I wonder what it would be like, he thought.
"Everything else okay?" he asked the phone.
He thought of the diagrams in the dust, the boy seated there with the hidden bones in his face.
"Yes," she said.
"I’ve been thinking," he said.
"Speak up."
"I’ll be home at three," he said, slowly, piecing out the words likea man hit in the stomach, gasping for breath. "We’ll take a walk, you and Jim and I," he said, eyes shut.
"Wonderful!"
"To the Playground," he said and hung up.
It was really autumn now, the real chill, the real snap; overnight the trees burnt red and snapped free of their leaves, which spiraled about Mr.

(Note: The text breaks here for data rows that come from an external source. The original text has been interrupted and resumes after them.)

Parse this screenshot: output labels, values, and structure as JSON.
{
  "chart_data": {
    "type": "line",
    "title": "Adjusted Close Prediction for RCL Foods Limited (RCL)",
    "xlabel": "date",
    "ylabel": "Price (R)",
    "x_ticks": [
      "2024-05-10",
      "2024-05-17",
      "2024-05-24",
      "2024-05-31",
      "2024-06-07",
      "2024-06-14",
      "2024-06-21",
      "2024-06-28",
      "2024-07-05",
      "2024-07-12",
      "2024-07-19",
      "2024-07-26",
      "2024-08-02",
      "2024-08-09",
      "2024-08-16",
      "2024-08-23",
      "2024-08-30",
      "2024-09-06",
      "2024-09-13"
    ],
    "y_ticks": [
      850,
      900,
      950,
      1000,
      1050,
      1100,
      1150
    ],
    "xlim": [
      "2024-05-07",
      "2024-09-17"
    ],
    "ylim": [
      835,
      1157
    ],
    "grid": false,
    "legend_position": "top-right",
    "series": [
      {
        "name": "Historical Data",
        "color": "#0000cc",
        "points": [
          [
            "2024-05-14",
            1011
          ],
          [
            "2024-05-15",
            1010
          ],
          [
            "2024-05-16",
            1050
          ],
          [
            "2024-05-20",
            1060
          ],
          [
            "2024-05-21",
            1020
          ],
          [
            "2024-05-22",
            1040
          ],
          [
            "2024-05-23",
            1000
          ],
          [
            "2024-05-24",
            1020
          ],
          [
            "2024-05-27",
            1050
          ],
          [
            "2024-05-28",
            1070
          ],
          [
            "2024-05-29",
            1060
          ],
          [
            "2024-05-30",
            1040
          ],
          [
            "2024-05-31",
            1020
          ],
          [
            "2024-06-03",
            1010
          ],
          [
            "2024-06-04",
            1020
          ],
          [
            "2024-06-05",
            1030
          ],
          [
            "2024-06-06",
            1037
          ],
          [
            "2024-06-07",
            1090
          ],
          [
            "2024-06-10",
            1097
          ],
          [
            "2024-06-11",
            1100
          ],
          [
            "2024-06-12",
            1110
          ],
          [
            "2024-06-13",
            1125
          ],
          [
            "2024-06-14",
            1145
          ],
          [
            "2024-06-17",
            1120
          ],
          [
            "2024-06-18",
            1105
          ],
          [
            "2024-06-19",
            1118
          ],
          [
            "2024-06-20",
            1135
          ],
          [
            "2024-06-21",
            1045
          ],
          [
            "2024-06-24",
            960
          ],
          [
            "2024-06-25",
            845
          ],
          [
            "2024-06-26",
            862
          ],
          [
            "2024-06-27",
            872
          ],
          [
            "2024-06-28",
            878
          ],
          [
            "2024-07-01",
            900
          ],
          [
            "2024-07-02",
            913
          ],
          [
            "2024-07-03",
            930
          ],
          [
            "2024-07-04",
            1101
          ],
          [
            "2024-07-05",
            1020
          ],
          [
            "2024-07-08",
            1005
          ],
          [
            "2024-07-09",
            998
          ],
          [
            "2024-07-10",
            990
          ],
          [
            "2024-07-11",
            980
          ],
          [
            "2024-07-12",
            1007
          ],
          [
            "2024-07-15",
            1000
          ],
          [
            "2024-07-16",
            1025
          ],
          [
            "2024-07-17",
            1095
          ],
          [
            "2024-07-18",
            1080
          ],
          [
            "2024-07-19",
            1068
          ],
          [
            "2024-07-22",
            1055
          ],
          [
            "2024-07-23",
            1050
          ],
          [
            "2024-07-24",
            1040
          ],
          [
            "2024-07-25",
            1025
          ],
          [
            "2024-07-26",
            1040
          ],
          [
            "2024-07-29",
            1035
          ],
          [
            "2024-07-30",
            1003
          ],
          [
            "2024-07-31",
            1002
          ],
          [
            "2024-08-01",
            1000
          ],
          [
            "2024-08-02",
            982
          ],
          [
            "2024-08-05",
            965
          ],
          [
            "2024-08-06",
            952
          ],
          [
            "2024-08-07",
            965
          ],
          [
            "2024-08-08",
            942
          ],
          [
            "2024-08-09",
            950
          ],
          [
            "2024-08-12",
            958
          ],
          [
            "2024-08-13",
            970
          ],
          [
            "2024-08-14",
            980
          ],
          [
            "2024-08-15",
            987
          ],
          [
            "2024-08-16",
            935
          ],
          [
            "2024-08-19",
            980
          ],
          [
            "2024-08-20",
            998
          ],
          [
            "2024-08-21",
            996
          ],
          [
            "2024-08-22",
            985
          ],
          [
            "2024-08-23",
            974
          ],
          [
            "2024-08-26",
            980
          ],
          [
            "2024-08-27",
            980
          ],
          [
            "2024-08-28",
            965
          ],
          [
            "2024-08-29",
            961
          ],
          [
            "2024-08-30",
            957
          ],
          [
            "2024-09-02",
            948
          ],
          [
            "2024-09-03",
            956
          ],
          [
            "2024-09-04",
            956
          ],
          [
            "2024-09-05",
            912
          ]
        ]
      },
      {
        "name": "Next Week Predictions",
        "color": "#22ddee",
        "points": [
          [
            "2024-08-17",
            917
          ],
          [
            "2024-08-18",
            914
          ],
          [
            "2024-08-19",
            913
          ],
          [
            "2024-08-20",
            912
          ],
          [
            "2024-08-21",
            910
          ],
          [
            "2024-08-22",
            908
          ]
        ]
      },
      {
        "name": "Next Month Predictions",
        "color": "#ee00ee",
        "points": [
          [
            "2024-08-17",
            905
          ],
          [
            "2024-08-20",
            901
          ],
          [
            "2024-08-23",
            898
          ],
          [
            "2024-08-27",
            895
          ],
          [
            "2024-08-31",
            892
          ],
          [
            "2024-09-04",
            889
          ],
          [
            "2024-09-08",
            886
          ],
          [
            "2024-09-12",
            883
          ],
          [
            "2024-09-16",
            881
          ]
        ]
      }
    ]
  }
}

Underhill’s face as he walked up the front steps, and there were Carol and Jim, bundled up against the sharp wind, waiting for him.
"Hello!" they cried to one another, with much embracing and kissing. "There’s Jim down there!" "There’s Daddy up there!" They laughed and he felt paralyzed and in terror of the late day. It was almost four. He looked at the leaden sky, which might pour down molten silver any moment, a sky of lava and soot and a wet wind blowing out of it. He held his sister’s arm very tightly as they walked. "Aren’t you friendly, though?" She smiled.
"It’s ridiculous, of course," he said, thinking of something else.
"What?"
They were at the Playground gate.
"Hello, Charlie. Hi!" Far away, atop the monstrous slide stood the Marshall boy, waving, not smiling now.
"You wait here," said Mr. Underhill to his sister. "I’ll be only a moment. I’ll just take Jim in."
"All right."
He grasped the small boy’s hand. "Here we go, Jim. Stick close to Daddy."
They stepped down the hard concrete steps and stood in the flat dust. Before them, in a magical sequence, stood the diagrams, the gigantic tic-tac-toes, the monstrous hop-scotches, the amazing numerals and triangles and oblongs the children had scrabbled in the incredible dust.
The sky blew a huge wind upon him and he was shivering. He grasped the little boy’s hand still tighter and turned to his sister. "Good-bye," he said. For he was believing it. He was in the Playground and believing it, and it was for the best. Nothing too good for Jim. Nothing at all in this outrageous world! And now his sister was laughing back at him, "Charlie, you idiot!"
Then they were running, running across the dirt Playground floor, at the bottom of a stony sea that pressed and blew upon them. Now Jim was crying, "Daddy, Daddy!" and the children racing to meet them, the boy on the slide yelling, the tic-tac-toe and hop-scotches whirling, a sense of bodiless terror gripping him, but he knew what he must do and what must be done and what would happen. Far across the field footballs sailed, baseballs whizzed, bats flew, fists flashed up, and the door of the Manager’s office stood open, the desk empty, the seat empty, a lone light burning over it.
Underhill stumbled, shut his eyes and fell, crying out, his body clenched by a hot pain, mouthing strange words, everything in turmoil.